Juan Francisco Elso, Por America, 1986

Juan Francisco Elso, Por América, 1986. Carved wood, plaster and earth, 56 3/4 x 17 1/4 x 18 1/4 inches variable.

George Adams recounts his introduction to the work of the late Cuban artist, Juan Francisco Elso:

 

"In 1991, while on a trip to the List Gallery at MIT to oversee the installation of an Arneson exhibition, I wandered into an adjacent gallery. On view was an astonishing body of work mostly made from tree branches, twine, dirt and paper. The work, fragile, so full of humanity and astonishingly original, captivated me. I asked the List’s curator Katy Kline the identity of the artist: Juan Francisco Elso, a Cuban who had died, at age 32, in 1988. This was his memorial show, only his third solo exhibition, organized by the Museo Carrillo Gil in Mexico City.

"Not long after and with Elso’s work still in mind I read an article in Arte En Colombia (now ArtNexus) on the work of another Cuban artist, Jose Bedia. Something struck a chord and I immediately contacted two Cuban friends to see what they had to say about him. “The best young artist in Cuba,” Luis Cruz Azaceta informed me. I contacted him and arranged a show that was his first solo exhibition in the US and the start of what was a 16-year relationship with the gallery. 

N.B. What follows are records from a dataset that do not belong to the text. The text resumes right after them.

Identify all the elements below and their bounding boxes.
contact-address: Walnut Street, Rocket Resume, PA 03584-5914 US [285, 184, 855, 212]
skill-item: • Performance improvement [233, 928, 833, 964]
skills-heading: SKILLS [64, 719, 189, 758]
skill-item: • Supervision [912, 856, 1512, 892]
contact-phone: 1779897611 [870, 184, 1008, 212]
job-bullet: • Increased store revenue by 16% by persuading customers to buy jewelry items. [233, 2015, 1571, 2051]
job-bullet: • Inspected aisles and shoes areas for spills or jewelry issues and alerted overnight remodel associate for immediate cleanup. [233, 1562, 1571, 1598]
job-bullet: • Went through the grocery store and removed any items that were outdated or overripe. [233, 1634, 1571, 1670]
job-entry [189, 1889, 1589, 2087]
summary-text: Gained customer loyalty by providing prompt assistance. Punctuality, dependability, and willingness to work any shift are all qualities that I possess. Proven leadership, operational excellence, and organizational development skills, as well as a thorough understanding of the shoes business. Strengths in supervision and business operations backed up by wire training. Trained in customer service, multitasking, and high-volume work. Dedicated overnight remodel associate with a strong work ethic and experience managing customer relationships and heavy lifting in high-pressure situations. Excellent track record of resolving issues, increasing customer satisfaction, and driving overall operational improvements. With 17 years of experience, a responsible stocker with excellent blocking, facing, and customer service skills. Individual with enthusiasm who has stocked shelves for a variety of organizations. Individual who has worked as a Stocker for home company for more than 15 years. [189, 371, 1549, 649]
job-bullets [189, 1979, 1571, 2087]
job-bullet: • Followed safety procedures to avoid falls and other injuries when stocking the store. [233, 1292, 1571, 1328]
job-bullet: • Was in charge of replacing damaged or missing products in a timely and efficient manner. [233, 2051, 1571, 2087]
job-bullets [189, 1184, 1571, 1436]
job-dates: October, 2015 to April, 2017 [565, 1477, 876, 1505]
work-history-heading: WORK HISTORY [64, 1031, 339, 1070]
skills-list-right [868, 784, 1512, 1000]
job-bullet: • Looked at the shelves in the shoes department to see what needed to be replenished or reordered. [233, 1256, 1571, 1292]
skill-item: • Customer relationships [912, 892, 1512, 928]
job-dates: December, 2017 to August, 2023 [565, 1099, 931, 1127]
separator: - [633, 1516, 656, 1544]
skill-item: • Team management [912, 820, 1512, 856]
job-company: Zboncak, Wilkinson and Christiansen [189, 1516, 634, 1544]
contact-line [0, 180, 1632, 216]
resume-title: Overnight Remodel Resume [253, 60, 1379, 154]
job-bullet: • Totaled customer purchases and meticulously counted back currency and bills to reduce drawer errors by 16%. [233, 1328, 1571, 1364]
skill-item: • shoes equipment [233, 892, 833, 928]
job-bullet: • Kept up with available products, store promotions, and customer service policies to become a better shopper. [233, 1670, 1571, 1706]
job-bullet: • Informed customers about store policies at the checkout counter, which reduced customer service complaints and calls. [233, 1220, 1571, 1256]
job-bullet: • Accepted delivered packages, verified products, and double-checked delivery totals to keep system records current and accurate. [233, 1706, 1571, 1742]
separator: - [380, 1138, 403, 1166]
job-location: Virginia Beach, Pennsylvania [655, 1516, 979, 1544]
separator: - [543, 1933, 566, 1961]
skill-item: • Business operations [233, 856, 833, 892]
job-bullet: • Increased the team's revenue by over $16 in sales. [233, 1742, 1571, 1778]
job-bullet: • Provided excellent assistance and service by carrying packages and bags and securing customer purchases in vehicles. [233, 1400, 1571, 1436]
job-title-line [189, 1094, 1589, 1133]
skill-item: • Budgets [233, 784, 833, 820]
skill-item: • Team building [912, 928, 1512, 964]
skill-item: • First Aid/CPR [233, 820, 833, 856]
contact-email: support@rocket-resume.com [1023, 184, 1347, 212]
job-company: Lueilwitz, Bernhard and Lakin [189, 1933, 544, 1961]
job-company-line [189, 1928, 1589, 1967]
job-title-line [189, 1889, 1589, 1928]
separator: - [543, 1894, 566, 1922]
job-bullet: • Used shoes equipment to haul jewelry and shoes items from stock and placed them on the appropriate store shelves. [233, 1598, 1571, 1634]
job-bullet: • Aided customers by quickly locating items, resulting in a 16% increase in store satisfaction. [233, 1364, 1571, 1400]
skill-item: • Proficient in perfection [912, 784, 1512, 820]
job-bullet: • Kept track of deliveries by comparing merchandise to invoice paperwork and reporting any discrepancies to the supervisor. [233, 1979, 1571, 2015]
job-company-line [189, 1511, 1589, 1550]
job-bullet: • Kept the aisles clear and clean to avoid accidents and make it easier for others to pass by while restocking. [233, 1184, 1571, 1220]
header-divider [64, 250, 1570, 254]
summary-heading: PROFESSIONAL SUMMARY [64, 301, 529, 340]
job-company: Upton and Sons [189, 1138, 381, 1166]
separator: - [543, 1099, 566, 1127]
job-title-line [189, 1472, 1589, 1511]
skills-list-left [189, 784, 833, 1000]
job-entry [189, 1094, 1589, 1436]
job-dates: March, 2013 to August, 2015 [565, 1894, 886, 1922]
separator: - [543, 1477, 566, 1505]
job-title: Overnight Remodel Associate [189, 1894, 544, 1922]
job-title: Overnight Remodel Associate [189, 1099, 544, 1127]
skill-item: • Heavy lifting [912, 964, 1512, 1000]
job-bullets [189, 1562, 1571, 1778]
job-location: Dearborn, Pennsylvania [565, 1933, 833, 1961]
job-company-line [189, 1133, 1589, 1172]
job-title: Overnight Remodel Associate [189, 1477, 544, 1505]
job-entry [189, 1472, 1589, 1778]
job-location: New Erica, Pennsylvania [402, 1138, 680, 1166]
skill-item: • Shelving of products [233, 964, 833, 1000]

"But the work of Elso continued to haunt me and it wasn’t until some years later that I was offered the opportunity to read a draft of a monograph on Elso by Rachel Weiss. As it happened, I carried the manuscript with me to Miami where I stayed with the Bedia family. Late that night I mentioned the manuscript and Bedia, to my astonishment, casually informed me that Elso had been his best friend.

"That was enough for me. Through Bedia and Weiss I was able to contact the artist’s widow, Magali Lara, in Mexico and persuade her to allow me to offer his great work, Por America, a portrait of the Cuban patriot Jose Marti, with the promise that it would only be offered to a museum. Despite rumbles of protest from the Cuban artistic community who were upset that what they considered to be part of their patrimony was being offered in the US (as oppose to Cuba), Olga Viso, then Curator of Contemporary Art at the Hirshhorn Museum and Sculpture Garden in Washington DC quickly arranged to acquire the sculpture for their collection in 1998.

"Elso’s use of found materials (he graduated from ISA during the Soviet/Cuban “Special Period” when traditional art supplies were largely unavailable), his incorporation of themes from Afro-Cuban religions, as well as themes of geographic isolation mark him as the inspiration for many Cuban artists, notably Kacho and Los Carpinteros. Indeed Elso (along with Bedia) was one of the first from the 80s generation to emerge from Havana’s art scene and become internationally recognized (not Kacho as some have claimed), appearing in such exhibitions as the groundbreaking Volumen I, in Havana (1981), the second Havana Bienal (1984), and even the 1986 Venice Biennale.

"Viso, now an independent curator, is at work on the first exhibition of Elso’s work since the show that show at MIT, set to open at El Museo del Barrio in New York this fall (El Museo owns another great work by Elso, Caballo contra Colibri, 1988) and travel to the Phoenix Art Museum in 2023."